Back in the ‘70s and ‘80s, long before it was a hipster haven replete with cheese stores and upscale coffee shops, Silver Lake was a center for L.A.’s gay leather community. That all began changing in the ‘90s, and the chipping away at that subculture has continued ever since.

Over the past several years, many gay bars elsewhere in L.A. have slowly started shuttering. In 2013, the West Hollywood lesbian bar The Palms bid farewell after 48 years. More recently, the New Jalisco Bar, a safe haven for queer Latinos, has been threatened with demolition permits in fast-gentrifying downtown L.A.; although it’s safe for now, ownership has voiced uncertainty about the bar’s future. A few new gay bars have sprung up in gentrifying DTLA, including Redline and Precinct, but many have seen the rise of Grindr, Scruff and other gay hook-up apps — which allow queers to meet without ever entering a queer-only space — as the gay bar’s death knell, particularly the gay dive bar.
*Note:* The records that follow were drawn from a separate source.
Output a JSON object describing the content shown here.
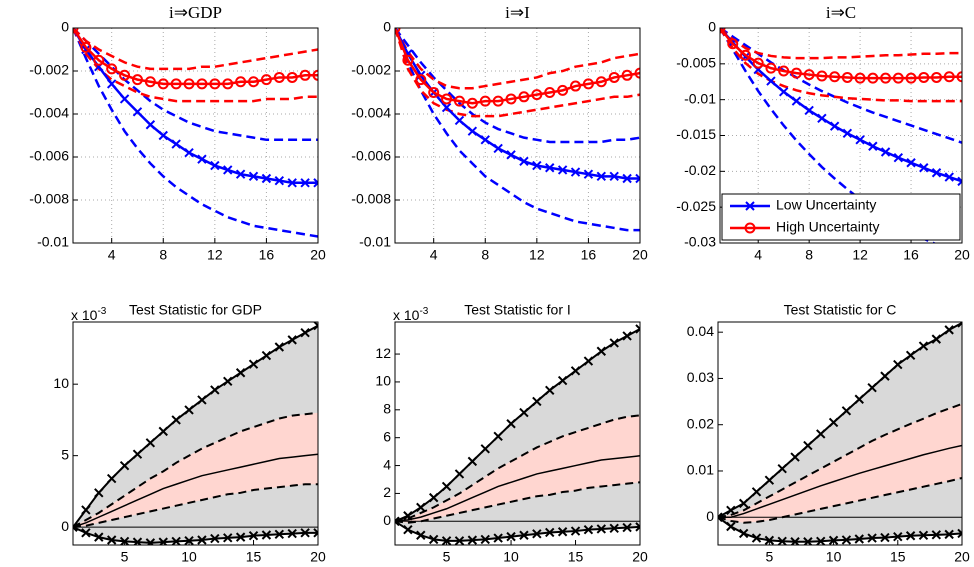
{
  "chart_data": [
    {
      "type": "line",
      "title": "i⇒GDP",
      "x": [
        1,
        2,
        3,
        4,
        5,
        6,
        7,
        8,
        9,
        10,
        11,
        12,
        13,
        14,
        15,
        16,
        17,
        18,
        19,
        20
      ],
      "xlim": [
        1,
        20
      ],
      "xticks": [
        4,
        8,
        12,
        16,
        20
      ],
      "ylim": [
        -0.01,
        0
      ],
      "yticks": [
        -0.01,
        -0.008,
        -0.006,
        -0.004,
        -0.002,
        0
      ],
      "grid": true,
      "series": [
        {
          "color": "#0000ff",
          "marker": "x",
          "values": [
            0,
            -0.001,
            -0.0018,
            -0.0026,
            -0.0033,
            -0.0039,
            -0.0045,
            -0.005,
            -0.0054,
            -0.0058,
            -0.0061,
            -0.0064,
            -0.0066,
            -0.0068,
            -0.0069,
            -0.007,
            -0.0071,
            -0.0072,
            -0.0072,
            -0.0072
          ],
          "lower": [
            0,
            -0.0014,
            -0.0027,
            -0.0038,
            -0.0048,
            -0.0056,
            -0.0063,
            -0.0069,
            -0.0074,
            -0.0078,
            -0.0082,
            -0.0085,
            -0.0088,
            -0.009,
            -0.0092,
            -0.0093,
            -0.0094,
            -0.0095,
            -0.0096,
            -0.0097
          ],
          "upper": [
            0,
            -0.0006,
            -0.0012,
            -0.0018,
            -0.0024,
            -0.0029,
            -0.0034,
            -0.0038,
            -0.0041,
            -0.0044,
            -0.0046,
            -0.0048,
            -0.0049,
            -0.005,
            -0.0051,
            -0.0052,
            -0.0052,
            -0.0052,
            -0.0052,
            -0.0052
          ]
        },
        {
          "color": "#ff0000",
          "marker": "o",
          "values": [
            0,
            -0.0009,
            -0.0015,
            -0.0019,
            -0.0022,
            -0.0024,
            -0.0025,
            -0.0026,
            -0.0026,
            -0.0026,
            -0.0026,
            -0.0026,
            -0.0026,
            -0.0025,
            -0.0025,
            -0.0024,
            -0.0023,
            -0.0023,
            -0.0022,
            -0.0022
          ],
          "lower": [
            0,
            -0.0012,
            -0.0019,
            -0.0024,
            -0.0027,
            -0.003,
            -0.0032,
            -0.0033,
            -0.0034,
            -0.0034,
            -0.0034,
            -0.0034,
            -0.0034,
            -0.0034,
            -0.0034,
            -0.0033,
            -0.0033,
            -0.0033,
            -0.0032,
            -0.0032
          ],
          "upper": [
            0,
            -0.0006,
            -0.001,
            -0.0013,
            -0.0016,
            -0.0018,
            -0.0019,
            -0.0019,
            -0.0019,
            -0.0019,
            -0.0018,
            -0.0018,
            -0.0017,
            -0.0016,
            -0.0015,
            -0.0014,
            -0.0013,
            -0.0012,
            -0.0011,
            -0.001
          ]
        }
      ]
    },
    {
      "type": "line",
      "title": "i⇒I",
      "x": [
        1,
        2,
        3,
        4,
        5,
        6,
        7,
        8,
        9,
        10,
        11,
        12,
        13,
        14,
        15,
        16,
        17,
        18,
        19,
        20
      ],
      "xlim": [
        1,
        20
      ],
      "xticks": [
        4,
        8,
        12,
        16,
        20
      ],
      "ylim": [
        -0.01,
        0
      ],
      "yticks": [
        -0.01,
        -0.008,
        -0.006,
        -0.004,
        -0.002,
        0
      ],
      "grid": true,
      "series": [
        {
          "color": "#0000ff",
          "marker": "x",
          "values": [
            0,
            -0.0012,
            -0.0022,
            -0.003,
            -0.0037,
            -0.0043,
            -0.0048,
            -0.0052,
            -0.0056,
            -0.0059,
            -0.0062,
            -0.0064,
            -0.0065,
            -0.0066,
            -0.0067,
            -0.0068,
            -0.0069,
            -0.0069,
            -0.007,
            -0.007
          ],
          "lower": [
            0,
            -0.0016,
            -0.0029,
            -0.004,
            -0.0049,
            -0.0057,
            -0.0063,
            -0.0069,
            -0.0073,
            -0.0077,
            -0.0081,
            -0.0084,
            -0.0086,
            -0.0088,
            -0.009,
            -0.0091,
            -0.0092,
            -0.0093,
            -0.0094,
            -0.0094
          ],
          "upper": [
            0,
            -0.0008,
            -0.0016,
            -0.0023,
            -0.0029,
            -0.0035,
            -0.004,
            -0.0044,
            -0.0047,
            -0.0049,
            -0.0051,
            -0.0052,
            -0.0053,
            -0.0053,
            -0.0053,
            -0.0053,
            -0.0053,
            -0.0052,
            -0.0052,
            -0.0051
          ]
        },
        {
          "color": "#ff0000",
          "marker": "o",
          "values": [
            0,
            -0.0015,
            -0.0024,
            -0.003,
            -0.0033,
            -0.0034,
            -0.0035,
            -0.0034,
            -0.0034,
            -0.0033,
            -0.0032,
            -0.0031,
            -0.003,
            -0.0029,
            -0.0027,
            -0.0026,
            -0.0025,
            -0.0023,
            -0.0022,
            -0.0021
          ],
          "lower": [
            0,
            -0.0019,
            -0.0029,
            -0.0035,
            -0.0038,
            -0.004,
            -0.0041,
            -0.0041,
            -0.0041,
            -0.004,
            -0.0039,
            -0.0038,
            -0.0037,
            -0.0036,
            -0.0035,
            -0.0034,
            -0.0033,
            -0.0032,
            -0.0032,
            -0.0031
          ],
          "upper": [
            0,
            -0.0011,
            -0.0019,
            -0.0024,
            -0.0027,
            -0.0028,
            -0.0028,
            -0.0027,
            -0.0026,
            -0.0025,
            -0.0024,
            -0.0023,
            -0.0021,
            -0.002,
            -0.0018,
            -0.0017,
            -0.0016,
            -0.0014,
            -0.0013,
            -0.0012
          ]
        }
      ]
    },
    {
      "type": "line",
      "title": "i⇒C",
      "x": [
        1,
        2,
        3,
        4,
        5,
        6,
        7,
        8,
        9,
        10,
        11,
        12,
        13,
        14,
        15,
        16,
        17,
        18,
        19,
        20
      ],
      "xlim": [
        1,
        20
      ],
      "xticks": [
        4,
        8,
        12,
        16,
        20
      ],
      "ylim": [
        -0.03,
        0
      ],
      "yticks": [
        -0.03,
        -0.025,
        -0.02,
        -0.015,
        -0.01,
        -0.005,
        0
      ],
      "grid": true,
      "legend": "lower right",
      "series": [
        {
          "name": "Low Uncertainty",
          "color": "#0000ff",
          "marker": "x",
          "values": [
            0,
            -0.002,
            -0.004,
            -0.0058,
            -0.0074,
            -0.0089,
            -0.0102,
            -0.0115,
            -0.0126,
            -0.0137,
            -0.0147,
            -0.0156,
            -0.0165,
            -0.0173,
            -0.0181,
            -0.0188,
            -0.0195,
            -0.0202,
            -0.0208,
            -0.0214
          ],
          "lower": [
            0,
            -0.003,
            -0.006,
            -0.0088,
            -0.0113,
            -0.0136,
            -0.0157,
            -0.0176,
            -0.0194,
            -0.021,
            -0.0225,
            -0.0239,
            -0.0252,
            -0.0264,
            -0.0275,
            -0.0285,
            -0.0294,
            -0.0302,
            -0.031,
            -0.0317
          ],
          "upper": [
            0,
            -0.0012,
            -0.0024,
            -0.0036,
            -0.0048,
            -0.0059,
            -0.0069,
            -0.0079,
            -0.0088,
            -0.0096,
            -0.0104,
            -0.0111,
            -0.0118,
            -0.0124,
            -0.013,
            -0.0136,
            -0.0142,
            -0.0148,
            -0.0154,
            -0.016
          ]
        },
        {
          "name": "High Uncertainty",
          "color": "#ff0000",
          "marker": "o",
          "values": [
            0,
            -0.0022,
            -0.0038,
            -0.0049,
            -0.0056,
            -0.006,
            -0.0063,
            -0.0065,
            -0.0067,
            -0.0068,
            -0.0069,
            -0.007,
            -0.007,
            -0.007,
            -0.007,
            -0.007,
            -0.0069,
            -0.0069,
            -0.0068,
            -0.0068
          ],
          "lower": [
            0,
            -0.0028,
            -0.0049,
            -0.0064,
            -0.0074,
            -0.0081,
            -0.0087,
            -0.0091,
            -0.0094,
            -0.0096,
            -0.0098,
            -0.0099,
            -0.01,
            -0.0101,
            -0.0101,
            -0.0102,
            -0.0102,
            -0.0102,
            -0.0102,
            -0.0102
          ],
          "upper": [
            0,
            -0.0016,
            -0.0028,
            -0.0035,
            -0.0039,
            -0.0041,
            -0.0042,
            -0.0042,
            -0.0042,
            -0.0041,
            -0.0041,
            -0.004,
            -0.0039,
            -0.0038,
            -0.0038,
            -0.0037,
            -0.0036,
            -0.0036,
            -0.0035,
            -0.0035
          ]
        }
      ]
    },
    {
      "type": "band_line",
      "title": "Test Statistic for GDP",
      "scale_label": "x 10",
      "scale_exponent": "-3",
      "x": [
        1,
        2,
        3,
        4,
        5,
        6,
        7,
        8,
        9,
        10,
        11,
        12,
        13,
        14,
        15,
        16,
        17,
        18,
        19,
        20
      ],
      "xlim": [
        1,
        20
      ],
      "xticks": [
        5,
        10,
        15,
        20
      ],
      "ylim": [
        -1.25,
        14.35
      ],
      "yticks": [
        0,
        5,
        10
      ],
      "reference_line": 0,
      "color": "#000000",
      "values": [
        0,
        0.3,
        0.7,
        1.1,
        1.5,
        1.9,
        2.3,
        2.7,
        3.0,
        3.3,
        3.6,
        3.8,
        4.0,
        4.2,
        4.4,
        4.6,
        4.8,
        4.9,
        5.0,
        5.1
      ],
      "bands": [
        {
          "fill": "#d9d9d9",
          "line": "solid",
          "marker": "x",
          "upper": [
            0,
            1.2,
            2.4,
            3.4,
            4.3,
            5.1,
            5.9,
            6.7,
            7.5,
            8.2,
            8.9,
            9.6,
            10.2,
            10.8,
            11.4,
            12,
            12.6,
            13.1,
            13.6,
            14.1
          ],
          "lower": [
            0,
            -0.4,
            -0.7,
            -0.9,
            -1.0,
            -1.05,
            -1.1,
            -1.05,
            -1.0,
            -0.95,
            -0.9,
            -0.8,
            -0.75,
            -0.7,
            -0.6,
            -0.55,
            -0.5,
            -0.45,
            -0.4,
            -0.4
          ]
        },
        {
          "fill": "#ffd6d0",
          "line": "dashed",
          "upper": [
            0,
            0.5,
            1.0,
            1.6,
            2.2,
            2.8,
            3.4,
            3.9,
            4.5,
            5.0,
            5.5,
            5.9,
            6.3,
            6.7,
            7.0,
            7.3,
            7.6,
            7.8,
            7.9,
            8.0
          ],
          "lower": [
            0,
            0.1,
            0.3,
            0.5,
            0.7,
            0.9,
            1.1,
            1.3,
            1.5,
            1.7,
            1.9,
            2.1,
            2.3,
            2.4,
            2.6,
            2.7,
            2.8,
            2.9,
            3.0,
            3.0
          ]
        }
      ]
    },
    {
      "type": "band_line",
      "title": "Test Statistic for I",
      "scale_label": "x 10",
      "scale_exponent": "-3",
      "x": [
        1,
        2,
        3,
        4,
        5,
        6,
        7,
        8,
        9,
        10,
        11,
        12,
        13,
        14,
        15,
        16,
        17,
        18,
        19,
        20
      ],
      "xlim": [
        1,
        20
      ],
      "xticks": [
        5,
        10,
        15,
        20
      ],
      "ylim": [
        -1.7,
        14.3
      ],
      "yticks": [
        0,
        2,
        4,
        6,
        8,
        10,
        12
      ],
      "reference_line": 0,
      "color": "#000000",
      "values": [
        0,
        0.1,
        0.3,
        0.6,
        0.9,
        1.3,
        1.7,
        2.1,
        2.5,
        2.8,
        3.1,
        3.4,
        3.6,
        3.8,
        4.0,
        4.2,
        4.4,
        4.5,
        4.6,
        4.7
      ],
      "bands": [
        {
          "fill": "#d9d9d9",
          "line": "solid",
          "marker": "x",
          "upper": [
            0,
            0.4,
            1.0,
            1.7,
            2.5,
            3.4,
            4.3,
            5.2,
            6.1,
            7.0,
            7.8,
            8.6,
            9.4,
            10.1,
            10.8,
            11.5,
            12.2,
            12.8,
            13.3,
            13.8
          ],
          "lower": [
            0,
            -0.6,
            -1.0,
            -1.3,
            -1.4,
            -1.4,
            -1.35,
            -1.3,
            -1.2,
            -1.1,
            -1.0,
            -0.9,
            -0.8,
            -0.75,
            -0.7,
            -0.6,
            -0.55,
            -0.5,
            -0.45,
            -0.4
          ]
        },
        {
          "fill": "#ffd6d0",
          "line": "dashed",
          "upper": [
            0,
            0.2,
            0.6,
            1.0,
            1.5,
            2.0,
            2.6,
            3.2,
            3.8,
            4.3,
            4.8,
            5.3,
            5.7,
            6.1,
            6.4,
            6.7,
            7.0,
            7.3,
            7.5,
            7.6
          ],
          "lower": [
            0,
            -0.1,
            0,
            0.2,
            0.4,
            0.6,
            0.8,
            1.0,
            1.2,
            1.4,
            1.6,
            1.8,
            1.9,
            2.1,
            2.2,
            2.4,
            2.5,
            2.6,
            2.7,
            2.8
          ]
        }
      ]
    },
    {
      "type": "band_line",
      "title": "Test Statistic for C",
      "x": [
        1,
        2,
        3,
        4,
        5,
        6,
        7,
        8,
        9,
        10,
        11,
        12,
        13,
        14,
        15,
        16,
        17,
        18,
        19,
        20
      ],
      "xlim": [
        1,
        20
      ],
      "xticks": [
        5,
        10,
        15,
        20
      ],
      "ylim": [
        -0.006,
        0.0422
      ],
      "yticks": [
        0,
        0.01,
        0.02,
        0.03,
        0.04
      ],
      "reference_line": 0,
      "color": "#000000",
      "values": [
        0,
        0,
        0.0008,
        0.0018,
        0.0028,
        0.0038,
        0.0048,
        0.0058,
        0.0068,
        0.0077,
        0.0086,
        0.0095,
        0.0103,
        0.0111,
        0.0119,
        0.0127,
        0.0135,
        0.0142,
        0.0149,
        0.0155
      ],
      "bands": [
        {
          "fill": "#d9d9d9",
          "line": "solid",
          "marker": "x",
          "upper": [
            0,
            0.0015,
            0.003,
            0.0055,
            0.008,
            0.0105,
            0.013,
            0.0155,
            0.018,
            0.0205,
            0.023,
            0.0255,
            0.028,
            0.0305,
            0.033,
            0.035,
            0.037,
            0.0385,
            0.0405,
            0.042
          ],
          "lower": [
            0,
            -0.002,
            -0.0035,
            -0.0045,
            -0.005,
            -0.0052,
            -0.0053,
            -0.0053,
            -0.0052,
            -0.005,
            -0.0049,
            -0.0047,
            -0.0045,
            -0.0044,
            -0.0042,
            -0.004,
            -0.0039,
            -0.0038,
            -0.0037,
            -0.0035
          ]
        },
        {
          "fill": "#ffd6d0",
          "line": "dashed",
          "upper": [
            0,
            0.0005,
            0.0015,
            0.003,
            0.0045,
            0.006,
            0.0075,
            0.009,
            0.0105,
            0.012,
            0.0135,
            0.015,
            0.0165,
            0.0178,
            0.019,
            0.0202,
            0.0213,
            0.0225,
            0.0235,
            0.0245
          ],
          "lower": [
            0,
            -0.0008,
            -0.0012,
            -0.001,
            -0.0006,
            0,
            0.0006,
            0.0012,
            0.0018,
            0.0024,
            0.003,
            0.0036,
            0.0042,
            0.0048,
            0.0054,
            0.006,
            0.0066,
            0.0072,
            0.0078,
            0.0085
          ]
        }
      ]
    }
  ]
}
Meanwhile, Akbar is thriving after 20 years, thanks in no small part to a diverse scene that spans generations, welcomes young creatives and still offers a safe space for older gay folks. It’s an inclusive atmosphere by design. When owners Scott Craig and Peter Alexander (along with a third partner and his wife) opened the bar in the mid-’90s, the idea was to have a hangout that was obviously gay-leaning — rainbow flag out front and all — but was a bit more mixed than the strictly gay male-only bars they were familiar with.